Active learning¶

Active learning is a training regime, where the goal is to fit a model on the most discriminative samples. It is usually applied in situations where a limited amount of labeled data is available. In such a case, a human might be asked to annotate a sample. Doing this is expensive, so it's important to ask for labels for the samples that will have the most impact.

Online active learning is active learning done in a streaming fashion. Every time a prediction is made, an active learning strategy decides whether a label should be asked for or not. In case the strategy decides a yes, then the system could ask for a human to intervene. This is well summarized in the following schema from Online Active Learning Methods for Fast Label-Efficient Spam Filtering.

Online active learning¶

River's online active learning strategies are located in the active module. The latter contains wrapper models. These wrappers enrich the predict_one and predict_proba_one methods to include a boolean in the output.

The returned boolean indicates whether or not a label should be asked for. In a production system, we could feed this to a web interface, and get the human to annotate the sample. Offline, we can simply use the label in the dataset.

We'll implement this basic flow. We'll apply a TFIDF followed by logistic regression to a datasets of spam/ham received by SMS.

from river import active
from river import datasets
from river import feature_extraction
from river import linear_model
from river import metrics

dataset = datasets.SMSSpam()
metric = metrics.Accuracy()
model = (
    feature_extraction.TFIDF(on='body') |
    linear_model.LogisticRegression()
)
model = active.EntropySampler(model, seed=42)

n_samples_used = 0
for x, y in dataset:
    y_pred, ask = model.predict_one(x)
    metric.update(y, y_pred)
    if ask:
        n_samples_used += 1
        model.learn_one(x, y)

metric

Downloading https://archive.ics.uci.edu/ml/machine-learning-databases/00228/smsspamcollection.zip
Uncompressing into /home/runner/river_data/SMSSpam

Accuracy: 86.60%

The performance is reasonable, even though all the dataset wasn't used for training. We can check how many samples were actually used.
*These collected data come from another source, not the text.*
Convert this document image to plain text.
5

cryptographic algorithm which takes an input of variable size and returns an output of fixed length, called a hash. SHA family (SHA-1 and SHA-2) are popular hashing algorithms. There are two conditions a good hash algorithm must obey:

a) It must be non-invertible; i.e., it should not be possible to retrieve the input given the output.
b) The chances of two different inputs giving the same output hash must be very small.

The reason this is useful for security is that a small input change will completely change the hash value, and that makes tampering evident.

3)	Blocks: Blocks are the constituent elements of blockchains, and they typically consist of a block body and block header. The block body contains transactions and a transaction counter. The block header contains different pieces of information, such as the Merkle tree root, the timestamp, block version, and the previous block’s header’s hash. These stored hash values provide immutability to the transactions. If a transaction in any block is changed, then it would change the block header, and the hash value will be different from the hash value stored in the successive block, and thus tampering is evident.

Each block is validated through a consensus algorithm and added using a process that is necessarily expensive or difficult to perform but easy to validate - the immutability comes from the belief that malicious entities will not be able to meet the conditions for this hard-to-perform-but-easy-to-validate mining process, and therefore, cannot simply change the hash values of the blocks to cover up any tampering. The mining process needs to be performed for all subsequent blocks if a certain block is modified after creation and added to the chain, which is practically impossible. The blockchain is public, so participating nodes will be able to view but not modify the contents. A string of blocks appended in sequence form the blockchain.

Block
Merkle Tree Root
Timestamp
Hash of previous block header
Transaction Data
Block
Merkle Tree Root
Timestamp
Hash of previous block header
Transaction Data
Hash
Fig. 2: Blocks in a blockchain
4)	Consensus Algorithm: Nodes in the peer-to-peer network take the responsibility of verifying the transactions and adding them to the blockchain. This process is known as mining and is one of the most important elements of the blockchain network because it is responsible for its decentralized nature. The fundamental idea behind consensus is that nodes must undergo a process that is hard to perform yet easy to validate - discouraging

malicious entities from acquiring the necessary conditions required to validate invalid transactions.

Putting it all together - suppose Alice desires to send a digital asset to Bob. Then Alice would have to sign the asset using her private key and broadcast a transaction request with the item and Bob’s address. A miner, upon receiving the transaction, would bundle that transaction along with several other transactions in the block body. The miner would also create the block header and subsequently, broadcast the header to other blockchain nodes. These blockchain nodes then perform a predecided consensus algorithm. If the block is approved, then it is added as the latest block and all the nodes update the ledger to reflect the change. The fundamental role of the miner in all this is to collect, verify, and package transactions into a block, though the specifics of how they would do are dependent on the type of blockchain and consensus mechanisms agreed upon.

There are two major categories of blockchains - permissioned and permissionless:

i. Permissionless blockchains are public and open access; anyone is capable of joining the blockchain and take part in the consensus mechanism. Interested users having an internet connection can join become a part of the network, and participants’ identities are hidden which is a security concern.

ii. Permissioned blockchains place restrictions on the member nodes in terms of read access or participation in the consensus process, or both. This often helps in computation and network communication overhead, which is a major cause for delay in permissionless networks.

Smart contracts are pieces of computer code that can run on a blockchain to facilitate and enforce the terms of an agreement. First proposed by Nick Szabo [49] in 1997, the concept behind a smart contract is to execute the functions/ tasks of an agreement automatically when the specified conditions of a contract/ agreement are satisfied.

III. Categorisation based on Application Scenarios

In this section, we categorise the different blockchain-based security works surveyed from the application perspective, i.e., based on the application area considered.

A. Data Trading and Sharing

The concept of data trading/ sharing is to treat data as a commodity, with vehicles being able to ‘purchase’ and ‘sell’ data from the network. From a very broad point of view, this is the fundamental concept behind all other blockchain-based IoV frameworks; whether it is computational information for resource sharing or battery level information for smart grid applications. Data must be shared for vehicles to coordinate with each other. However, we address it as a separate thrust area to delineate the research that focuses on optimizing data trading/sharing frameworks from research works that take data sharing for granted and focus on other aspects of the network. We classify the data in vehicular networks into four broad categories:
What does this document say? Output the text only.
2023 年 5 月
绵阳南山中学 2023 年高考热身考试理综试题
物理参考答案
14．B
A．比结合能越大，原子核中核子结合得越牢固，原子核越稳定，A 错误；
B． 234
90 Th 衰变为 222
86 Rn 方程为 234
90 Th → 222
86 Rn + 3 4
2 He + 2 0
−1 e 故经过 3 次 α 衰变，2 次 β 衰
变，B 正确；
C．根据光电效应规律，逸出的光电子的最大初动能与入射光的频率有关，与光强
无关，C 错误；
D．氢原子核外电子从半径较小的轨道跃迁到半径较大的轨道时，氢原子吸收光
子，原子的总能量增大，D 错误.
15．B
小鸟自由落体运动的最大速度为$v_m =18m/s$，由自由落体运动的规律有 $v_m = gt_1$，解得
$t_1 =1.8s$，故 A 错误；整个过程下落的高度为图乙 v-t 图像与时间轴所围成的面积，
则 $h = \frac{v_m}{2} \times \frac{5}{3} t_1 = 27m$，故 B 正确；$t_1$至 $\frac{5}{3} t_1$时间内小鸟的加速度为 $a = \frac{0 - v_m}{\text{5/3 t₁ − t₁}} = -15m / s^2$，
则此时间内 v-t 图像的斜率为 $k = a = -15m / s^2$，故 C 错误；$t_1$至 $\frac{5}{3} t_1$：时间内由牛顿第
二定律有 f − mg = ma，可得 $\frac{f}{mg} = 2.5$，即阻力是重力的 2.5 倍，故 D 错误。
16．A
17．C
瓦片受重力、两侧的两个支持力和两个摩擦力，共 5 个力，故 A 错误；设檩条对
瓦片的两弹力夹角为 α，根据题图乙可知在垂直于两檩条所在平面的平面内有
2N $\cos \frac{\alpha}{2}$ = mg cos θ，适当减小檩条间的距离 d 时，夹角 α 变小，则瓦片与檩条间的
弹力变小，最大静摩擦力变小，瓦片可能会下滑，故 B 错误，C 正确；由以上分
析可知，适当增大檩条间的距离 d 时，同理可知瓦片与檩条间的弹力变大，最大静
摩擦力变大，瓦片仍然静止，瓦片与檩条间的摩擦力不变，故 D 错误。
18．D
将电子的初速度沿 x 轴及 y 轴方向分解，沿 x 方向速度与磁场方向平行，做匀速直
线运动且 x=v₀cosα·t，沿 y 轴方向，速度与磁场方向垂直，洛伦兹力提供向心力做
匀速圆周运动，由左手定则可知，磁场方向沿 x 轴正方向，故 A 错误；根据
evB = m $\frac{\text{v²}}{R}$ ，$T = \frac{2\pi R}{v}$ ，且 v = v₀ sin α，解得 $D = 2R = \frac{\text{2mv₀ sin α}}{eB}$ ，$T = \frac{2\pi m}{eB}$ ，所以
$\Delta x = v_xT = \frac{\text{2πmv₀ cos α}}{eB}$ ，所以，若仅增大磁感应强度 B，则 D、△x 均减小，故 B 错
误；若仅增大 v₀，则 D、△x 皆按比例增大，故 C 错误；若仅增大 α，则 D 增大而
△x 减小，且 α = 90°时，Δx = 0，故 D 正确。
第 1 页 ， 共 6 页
print(f"{n_samples_used} / {dataset.n_samples} = {n_samples_used / dataset.n_samples:.2%}")

1921 / 5574 = 34.46%

Note that the above logic can be succinctly reproduced with the progressive_val_score function from the evaluate module. It recognises when an active learning model is provided, and will automatically display the number of samples used.

from river import evaluate

_ = evaluate.progressive_val_score(
    dataset=dataset,
    model=model.clone(),
    metric=metric.clone(),
    print_every=1000
)

[1,000] Accuracy: 84.80% – 661 samples used
[2,000] Accuracy: 86.00% – 1,057 samples used

[3,000] Accuracy: 86.37% – 1,339 samples used

[4,000] Accuracy: 86.65% – 1,568 samples used
[5,000] Accuracy: 86.54% – 1,790 samples used
[5,574] Accuracy: 86.60% – 1,921 samples used

Reduce training time¶

Active learning is primarily used to label data in an efficient manner. However, in an online setting, active learning can also be used simply to speed up training. The point is that you can achieve a very good performance without training on an entire dataset. Active learning is a powerful way to decide which samples to train on.

Production considerations¶

In production, you might want to deploy a system where humans may annotate samples queried by an active learning strategy. You have several options at your disposal, all of which go beyond the scope of River.

The general idea is to have some kind of queue in which queried samples are fed into. Then you would have a user interface which displays the elements in the queue one-by-one. Each time a sample is labeled, the label would be used to update the model. You might have one or more threads/processes doing inference. You'll want to update the model in each one each time the model learns.